Mem Cpy Size    => 2250
Start Time in Usec => 471196
Exec Time in Usec => 31236
Iter            => 1
Task Calls      => 500
Inst Cache Miss => 88306
Inst Cache Acc  => 4239124
Num Instr Exec  => 6397039
ICM/sec         => 3
ICM/sec         => 3
INST/sec        => 252
INST/sec        => 252

So from the above, mem Cpy Size is changing, ICM is almost same but Exec Time in Usec is increasing which is thereby changing ICM/sec. Here to find the base line, Exec Time in Usec should be selected for the case where ICM/sec is 3 (or ~3Millions Instruction Cache Miss/Sec) and from the above data, it can be determined that when mem Cpy Size is 2000, ICM/sec was 3 and for this, it took 28432 us to execute the application. Therefore, 28432 us is our baseline number.

Now after this, ENABLE_SMART_PLACEMENT_ANNOTATION macro is defined again and example is compiled back.

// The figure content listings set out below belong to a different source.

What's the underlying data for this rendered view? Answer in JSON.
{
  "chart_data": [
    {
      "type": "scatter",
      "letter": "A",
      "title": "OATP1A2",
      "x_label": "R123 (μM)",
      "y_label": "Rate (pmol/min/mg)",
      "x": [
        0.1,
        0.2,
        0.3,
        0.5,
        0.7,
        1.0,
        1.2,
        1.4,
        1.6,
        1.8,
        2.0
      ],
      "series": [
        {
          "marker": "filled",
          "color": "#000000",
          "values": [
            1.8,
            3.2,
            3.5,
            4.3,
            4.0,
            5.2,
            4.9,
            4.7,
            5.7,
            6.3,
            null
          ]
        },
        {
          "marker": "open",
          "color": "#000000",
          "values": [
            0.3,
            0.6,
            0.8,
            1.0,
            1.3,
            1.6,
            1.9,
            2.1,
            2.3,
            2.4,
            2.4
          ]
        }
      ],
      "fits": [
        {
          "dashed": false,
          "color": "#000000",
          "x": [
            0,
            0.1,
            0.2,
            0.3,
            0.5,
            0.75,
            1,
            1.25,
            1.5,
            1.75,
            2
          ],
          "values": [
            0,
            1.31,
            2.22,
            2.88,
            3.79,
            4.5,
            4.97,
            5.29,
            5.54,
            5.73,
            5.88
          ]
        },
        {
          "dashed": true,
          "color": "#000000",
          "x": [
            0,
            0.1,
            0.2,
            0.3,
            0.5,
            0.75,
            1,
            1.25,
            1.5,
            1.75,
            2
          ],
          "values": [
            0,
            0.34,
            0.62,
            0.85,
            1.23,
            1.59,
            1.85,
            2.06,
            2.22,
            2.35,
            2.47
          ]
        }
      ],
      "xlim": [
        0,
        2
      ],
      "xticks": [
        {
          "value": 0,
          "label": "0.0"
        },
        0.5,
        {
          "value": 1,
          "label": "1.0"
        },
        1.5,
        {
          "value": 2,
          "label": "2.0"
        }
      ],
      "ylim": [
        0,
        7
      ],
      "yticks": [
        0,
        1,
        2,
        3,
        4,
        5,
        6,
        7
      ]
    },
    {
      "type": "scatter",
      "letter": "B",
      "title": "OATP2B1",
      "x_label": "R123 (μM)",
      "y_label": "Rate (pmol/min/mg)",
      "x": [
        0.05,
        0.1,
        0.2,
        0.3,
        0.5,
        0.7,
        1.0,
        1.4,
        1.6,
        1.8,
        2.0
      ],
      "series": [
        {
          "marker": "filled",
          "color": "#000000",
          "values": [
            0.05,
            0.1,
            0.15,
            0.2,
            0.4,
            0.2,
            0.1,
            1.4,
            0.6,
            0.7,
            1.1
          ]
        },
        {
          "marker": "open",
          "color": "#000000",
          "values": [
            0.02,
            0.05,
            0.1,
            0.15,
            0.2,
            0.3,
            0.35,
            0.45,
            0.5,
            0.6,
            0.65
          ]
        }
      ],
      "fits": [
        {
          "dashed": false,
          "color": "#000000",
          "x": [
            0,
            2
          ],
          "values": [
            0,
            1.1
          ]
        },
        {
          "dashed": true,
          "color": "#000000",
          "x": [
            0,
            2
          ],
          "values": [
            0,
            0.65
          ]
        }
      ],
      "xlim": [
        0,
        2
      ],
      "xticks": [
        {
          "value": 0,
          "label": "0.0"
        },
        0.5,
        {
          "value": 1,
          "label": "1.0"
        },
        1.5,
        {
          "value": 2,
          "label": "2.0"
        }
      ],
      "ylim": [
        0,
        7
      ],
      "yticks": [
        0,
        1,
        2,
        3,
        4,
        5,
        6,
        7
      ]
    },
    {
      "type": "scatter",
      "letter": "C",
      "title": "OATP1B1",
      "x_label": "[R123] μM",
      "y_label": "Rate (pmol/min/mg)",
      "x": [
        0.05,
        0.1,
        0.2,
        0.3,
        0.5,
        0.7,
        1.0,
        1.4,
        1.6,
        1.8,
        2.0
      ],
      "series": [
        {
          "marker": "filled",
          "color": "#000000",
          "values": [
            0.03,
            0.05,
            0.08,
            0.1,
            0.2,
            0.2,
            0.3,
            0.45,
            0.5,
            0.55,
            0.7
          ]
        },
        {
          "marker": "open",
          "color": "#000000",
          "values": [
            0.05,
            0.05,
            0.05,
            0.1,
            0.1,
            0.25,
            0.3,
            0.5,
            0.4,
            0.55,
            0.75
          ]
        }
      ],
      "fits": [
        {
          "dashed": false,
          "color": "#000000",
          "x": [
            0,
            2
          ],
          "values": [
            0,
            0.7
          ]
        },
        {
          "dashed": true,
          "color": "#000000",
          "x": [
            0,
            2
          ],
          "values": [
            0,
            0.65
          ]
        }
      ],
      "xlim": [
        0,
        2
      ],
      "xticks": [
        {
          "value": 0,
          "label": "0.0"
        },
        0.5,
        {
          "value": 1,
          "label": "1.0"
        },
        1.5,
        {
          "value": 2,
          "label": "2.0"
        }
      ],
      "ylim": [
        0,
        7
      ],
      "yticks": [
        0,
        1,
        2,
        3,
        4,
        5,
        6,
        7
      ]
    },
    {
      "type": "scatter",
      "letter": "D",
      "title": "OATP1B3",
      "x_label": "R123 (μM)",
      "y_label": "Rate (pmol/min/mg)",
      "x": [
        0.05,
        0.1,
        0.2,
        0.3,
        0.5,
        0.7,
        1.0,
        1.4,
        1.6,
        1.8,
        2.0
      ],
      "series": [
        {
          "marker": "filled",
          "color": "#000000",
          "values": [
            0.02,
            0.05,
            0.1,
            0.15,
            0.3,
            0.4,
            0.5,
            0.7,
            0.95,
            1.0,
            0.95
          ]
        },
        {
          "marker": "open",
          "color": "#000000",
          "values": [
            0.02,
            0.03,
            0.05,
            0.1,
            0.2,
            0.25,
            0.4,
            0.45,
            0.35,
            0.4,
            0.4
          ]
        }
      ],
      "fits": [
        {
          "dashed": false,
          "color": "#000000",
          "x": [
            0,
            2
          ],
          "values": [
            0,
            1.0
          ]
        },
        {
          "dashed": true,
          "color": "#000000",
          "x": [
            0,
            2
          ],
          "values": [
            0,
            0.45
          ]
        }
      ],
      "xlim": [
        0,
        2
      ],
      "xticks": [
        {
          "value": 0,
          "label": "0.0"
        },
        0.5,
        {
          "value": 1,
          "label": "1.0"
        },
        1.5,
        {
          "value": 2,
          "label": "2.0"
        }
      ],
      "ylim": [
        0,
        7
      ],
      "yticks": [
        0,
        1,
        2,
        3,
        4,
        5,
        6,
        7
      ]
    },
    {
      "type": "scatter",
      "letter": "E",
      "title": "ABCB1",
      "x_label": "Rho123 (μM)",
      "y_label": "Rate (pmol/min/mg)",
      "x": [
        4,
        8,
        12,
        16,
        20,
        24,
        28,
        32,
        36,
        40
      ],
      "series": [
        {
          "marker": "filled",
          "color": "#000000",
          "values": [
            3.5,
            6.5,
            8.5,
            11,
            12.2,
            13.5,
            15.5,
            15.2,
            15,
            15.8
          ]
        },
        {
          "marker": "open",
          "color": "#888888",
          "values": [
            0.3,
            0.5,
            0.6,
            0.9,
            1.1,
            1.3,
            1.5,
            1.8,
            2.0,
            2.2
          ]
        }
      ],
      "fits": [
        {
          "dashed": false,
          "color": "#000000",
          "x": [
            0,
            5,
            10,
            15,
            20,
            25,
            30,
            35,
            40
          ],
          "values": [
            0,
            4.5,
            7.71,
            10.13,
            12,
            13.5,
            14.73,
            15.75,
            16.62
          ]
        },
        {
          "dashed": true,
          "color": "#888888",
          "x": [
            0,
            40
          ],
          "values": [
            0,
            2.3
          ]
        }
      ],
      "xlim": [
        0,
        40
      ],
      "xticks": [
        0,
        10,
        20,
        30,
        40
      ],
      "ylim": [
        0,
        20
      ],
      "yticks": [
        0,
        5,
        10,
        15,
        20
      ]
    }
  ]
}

running that would give similar logs and execution time against the Mem Cpy Size of 2000 is to be noted and has been measured out to be 25758 us. Following table shows the same:

Mem Cpy Size INST/sec Exec Time in Usec without Smart Placement Exec Time in Usec with Smart Placement
0000 7333192 11867 9424
0100 7002172 12428 10057
0200 6627799 13130 10653
0400 5958031 14606 12105
1000 4509122 18367 15924
1500 3647140 23678 21222
2000 3026765 28432 25758
2250 2827058 31236 28583

Therefore, with smart placement code was executed in 25758us and without smart placement same code executed in 28432us which corresponds to performance gain of 10% without changing of any code.